Please could you give an indication of how big the issue is? For example, if you only have a few tables and partitions, then the impact might not be big. But if this affected say 10,000 partitions, then it would add up to real money (i.e 60 GB).
As a workaround, here is something to try, and then something to mitigate.
Try disabling your readers for 5 mins either side of your partition rollover i.e at 01:00, and see if it gets compacted (or if it is completely too late!)
Consider migrating your storage to zfs which has built-in compression. The empty space would be highly compressible, so this can mitigate the impact until there is a fix.
For reference, with zfs, we usually expect about a 5x reduction in storage space required, for average time-series data.
We’d also be interested to hear more about your use case and what your system does, if you’re happy to share!
P.S What version of QuestDB do you use, what OS, and what filesystem?
Hello,
The data is taken from different types of sensors, so no out of order insertion;
In our specific case:
The sensors data needs be “syncronized” so we have a single table for each area.

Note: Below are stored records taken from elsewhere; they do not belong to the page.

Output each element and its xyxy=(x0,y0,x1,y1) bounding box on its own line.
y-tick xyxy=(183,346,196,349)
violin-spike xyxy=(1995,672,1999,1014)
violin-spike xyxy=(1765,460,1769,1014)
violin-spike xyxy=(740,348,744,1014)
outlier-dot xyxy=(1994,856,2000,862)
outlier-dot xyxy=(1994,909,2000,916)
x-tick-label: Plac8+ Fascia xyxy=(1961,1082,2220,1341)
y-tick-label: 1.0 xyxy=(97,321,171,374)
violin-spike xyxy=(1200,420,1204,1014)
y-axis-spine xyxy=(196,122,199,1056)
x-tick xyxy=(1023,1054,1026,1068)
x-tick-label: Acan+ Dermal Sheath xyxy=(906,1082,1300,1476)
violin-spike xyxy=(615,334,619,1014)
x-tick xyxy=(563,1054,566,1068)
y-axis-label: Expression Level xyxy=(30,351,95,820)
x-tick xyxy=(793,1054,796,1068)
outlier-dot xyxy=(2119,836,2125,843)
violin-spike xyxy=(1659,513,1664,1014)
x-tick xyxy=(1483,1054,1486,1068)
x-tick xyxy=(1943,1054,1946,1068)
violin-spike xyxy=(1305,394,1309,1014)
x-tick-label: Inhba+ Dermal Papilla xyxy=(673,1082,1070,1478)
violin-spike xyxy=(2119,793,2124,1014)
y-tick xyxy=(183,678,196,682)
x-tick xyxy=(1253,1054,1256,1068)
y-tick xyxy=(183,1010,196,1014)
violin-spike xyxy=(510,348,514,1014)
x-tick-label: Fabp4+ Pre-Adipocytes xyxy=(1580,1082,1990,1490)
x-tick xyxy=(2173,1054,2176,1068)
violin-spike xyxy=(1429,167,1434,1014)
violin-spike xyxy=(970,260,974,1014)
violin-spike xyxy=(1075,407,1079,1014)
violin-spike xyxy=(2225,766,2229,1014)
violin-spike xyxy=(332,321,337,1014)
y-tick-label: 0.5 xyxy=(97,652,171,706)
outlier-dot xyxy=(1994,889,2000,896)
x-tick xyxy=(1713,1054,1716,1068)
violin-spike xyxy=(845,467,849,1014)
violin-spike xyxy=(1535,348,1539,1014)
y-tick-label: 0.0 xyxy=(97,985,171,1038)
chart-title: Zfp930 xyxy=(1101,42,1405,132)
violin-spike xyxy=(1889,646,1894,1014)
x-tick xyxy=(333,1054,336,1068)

So we have X Areas, each Area with Y (depending on how much sensors we have) columns.
We use Grafana to show the data (24/7, we use the PostgreSQL data source)
We have to retain the data 90+ days.
So in the end, 6MB * X * Y *90 Days of storage loss.
In our specific case it’s not a big problem but if can be resolved it would be nice.
For different kind of polices, we use Windows Server 2019 + NTFS.
QuestDB 8.2.1
If we can tonight we will try to schedule the shutdown of the Grafana service, so we can test if the partition gets compacted.
Normally, the compaction happens on partition rollover i.e the latest partition becomes old and a new one begins. So in that case, did your latest ‘rolled over’ partition not shrink either?
Older ones probably won’t shrink as they won’t have been considered as part of the rollover.
Re: page sizes, as long as the page size is large enough for your ‘average’ write, you shouldn’t notice a performance drop. I had a use case with many small tables and lowered my page sizes to 64 kb or even lower - it didn’t make sense to write 8 MB out for just a handful of rows.
If you still have partitions with version numbers i.e 2024-12-18T15.1710, then these may be improved with VACUUM TABLE - but potentially not under reads. It is worth a try!